Planning permission in France

I am not an expert on planning rules and you will need to seek advice for cirumstances particular to your particular property. Nonetheless there are some guidelines you should be aware of – the basic rule is always ask at the local mairie before making any change:

At the time of buying a property you can specify that the purchase is conditional on receiving the appropriate CDU or planning permissions. This needs to be written into the contract (ie not a verbal agreement outside the contract). Your notaire will then be able to help submit the appropriate applications, and the mairie will respond within two months. Secifically, ask for a ‘clause suspensive’ to be inserted to this effect.

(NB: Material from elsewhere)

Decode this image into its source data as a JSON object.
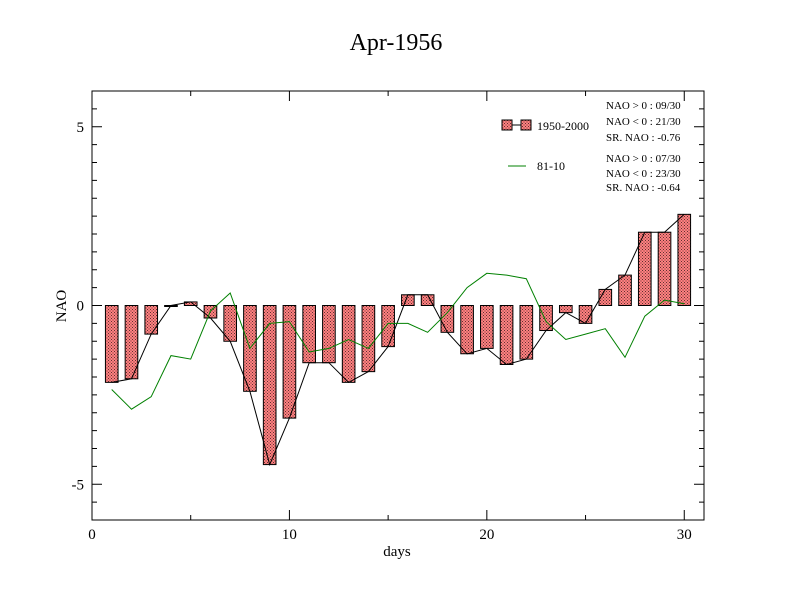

    • A CDU (Certificat d’urbanisme) shows whether the building or land has, in principle, the right to be developed as habitation(s), and what development is acceptable. The local mairie holds a plan of the commune, which shows which areas are likely to be permitted development.
  • A CDU lasts for one year, but can be extended for a further year. Application to extend the life of a CDU must be made at least two months before the original date of expiry.
  • Planning permission – permis de construire – is not the same as a CDU. With a CDU you can apply for planning permission. This approves the actual buildings or development that can take place. The planning application will need to be for a building or development that falls within the scope of the original CDU.
  • Projects including significant additions, extensions, renovations or change of use will usually need full planning permission. Any project with a floor area greater than 170 square metres requires official plans to be drawn up or approved by a architect qualified to practice in France.
  • Almost all changes that affect the appearance of a building, its use or its internal layout require a declaration to your local mairie. They will supply you with the appropriate forms. These include new windows, new roof windows, loft conversions, terraces and many other things
  • Extensions to a property that add less than 20 square metres of floor area do not usually require planning permission but again they do need a declaration to your maire.
  • External changes are very restricted if your property is within a certain distance of a national monument or castle in France. That dream house in the shadow of a grand castle may be very impressive but replacing the roof tiles may be both difficult and expensive.

One curious situation can arise with the 20 square metre rule – generally buildings of less than this size can be erected with only a declaration to the mairie rather than full planning permission. I have seen a property which consisted of a series of small buildings very close to each other – one the lounge, one the bedroom and so on. And I have received publicity from a ‘Holiday Chalet’ company offering lodges that measured 19.99 square metres and suggesting they were only sold in packs of five. Would you actually get away with five 20 square metre chalets in your garden? I don’t know.